Lasciate
che i veneti si stacchino e che campani e calabresi stiano ai piedi di Roma.
Vedremo chi camperà di più.
Siamo alle
solite. La Crimea ha deciso il proprio destino con un referendum: si distacca
dall'Ucraina e si annette alla Russia per volontà popolare.
Molti
osservatori affermano che il plebiscito non è legittimo per vari motivi oscuri,
e non si capisce perché la consultazione dovrebbe essere invalidata. Questo lo
abbiamo già scritto. Se però ribadiamo il concetto, una ragione c'è: adesso
anche la Catalogna andrà alle urne e così pure la Scozia; entrambe le regioni
reclamano indipendenza. Che c'è di male? Nulla. Tanto è vero che nessuno
protesta.
Nei Paesi
evoluti è infatti riconosciuta ai cittadini la facoltà di contarsi allo scopo
di stabilire dove andare e con chi. Ancora una volta debbo ricordare che
l'autodeterminazione dei popoli non è un principio astratto, ma un dogma
indiscutibile.
Le nazioni
rischiano così di spezzettarsi? E chi se ne importa. Prima di tutto viene la
libertà della gente di amministrare il proprio territorio come le garba.
Ecco perché
trasecoliamo nell'apprendere che il referendum via Web (www.plebiscito.eu) in
corso dal 16 al 21 marzo nel Veneto, finalizzato a uno strappo della regione
dall'Italia, sia considerato un'attentato all'unità del Paese. Ma quale
attentato?
I veneti
desiderano ardentemente andarsene per conto proprio, ovvero essere padroni in
casa loro, rigettando il patto nazionale (peraltro mai sottoscritto)? Liberi di
verificare alle urne se si tratta di un sentimento maggioritario o minoritario.

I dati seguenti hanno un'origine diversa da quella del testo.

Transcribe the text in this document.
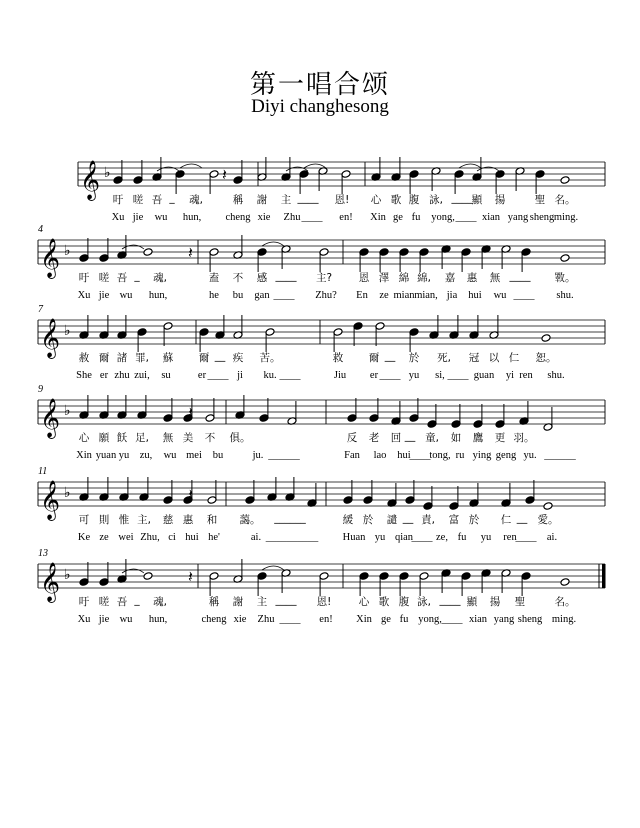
第一唱合颂
Diyi changhesong
𝄞 ♭	𝄽
吁 嗟 吾 _ 魂,	稱 謝 主 ____ 恩! 心 歌 腹 詠, ____ 顯 揚	聖 名。
Xu jie wu hun, cheng xie Zhu ____ en! Xin ge fu yong, ____ xian yang sheng ming.
4
𝄞 ♭	𝄽
吁 嗟 吾 _ 魂,	盍 不 感 ____ 主?	恩 澤 綿 綿, 嘉 惠 無 ____ 斁。
Xu jie wu hun,	he bu gan ____ Zhu? En ze mian mian, jia hui wu ____ shu.
7
𝄞 ♭
赦 爾 諸 罪, 蘇 爾 __ 疾 苦。	救 爾 __ 於 死, 冠 以 仁 恕。
She er zhu zui, su	er ____ ji ku. ____	Jiu er ____ yu si, ____ guan yi ren shu.
9
𝄞 ♭	𝄽
心 願 飫 足, 無 美 不 俱。	反 老 回 __ 童, 如 鷹 更 羽。
Xin yuan yu zu, wu mei bu	ju. ______	Fan lao hui
____
tong, ru ying geng yu. ______
11
𝄞 ♭	𝄽
可 則 惟 主, 慈 惠 和 藹。 ______	緩 於 譴 __ 責, 富 於 仁 __ 愛。
Ke ze wei Zhu, ci hui he'	ai. __________ Huan yu qian
____ ze, fu yu ren
____ ai.
13
𝄞 ♭	𝄽
吁 嗟 吾 _ 魂,	稱 謝 主 ____ 恩!	心 歌 腹 詠, ____ 顯 揚 聖	名。
Xu jie wu hun,	cheng xie Zhu ____ en! Xin ge fu yong, ____ xian yang sheng ming.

Nel primo caso bisognerà prenderne atto e agire di conseguenza; nel secondo,
pace amen, la situazione rimarrà quella attuale: cioè il Veneto resterà
integrato nella penisola con capitale Roma. Dov'è il problema? Perché
scandalizzarsi se una quota di cittadini invoca l'uso di uno strumento - il
plebiscito - altamente democratico per stabilire se mantenere lo statu quo
oppure se mutare registro? Forse che il Veneto vale meno della Catalogna o
della Scozia e non può aspirare, a differenza delle altre due regioni, a essere
autonomo rispetto al potere centrale?
Non ha senso
dividere i popoli tra figli e figliastri; ciascuno di essi deve godere della
facoltà di fare ciò che vuole, a condizione che non infranga le regole
democratiche, delle quali il plebiscito è la principale. Ognuno ovviamente ha
le proprie opinioni e non stupisce che voglia imporle ad altri attraverso il
metodo del confronto, ma se alla fine dei dibattiti non c'è intesa, si ricorre
al referendum, il cui esito è legge. Non c'è molto d'aggiungere.
Un tempo certi contenziosi si dirimevano con le guerre, non esisteva
alternativa. Oggi si vota e vince la maggioranza. Chi non accetta il verdetto
elettorale si pone fuori dal contesto civile, automaticamente, e non può
pretendere di essere apprezzato. Il referendum in Veneto non ha nulla di
eversivo e va accolto come una manifestazione di correttezza istituzionale.
D'altronde, quella dei veneti non è neppure una ribellione scomposta; è la
speranza di un ritorno all'antico, alla Repubblica cosiddetta Serenissima, le
cui prerogative sono giustamente rimpiante, visto che all'epoca del suo fulgore
i «sudditi» si trovavano, con il Doge, meglio che con Matteo Renzi e affini,
probabilmente.
Lasciate che
i veneti si facciano la loro vita lontano da Roma, e che altri, per esempio
campani e calabresi, si facciano la loro ai piedi della Città Eterna. Vedremo
chi camperà di più e più comodamente.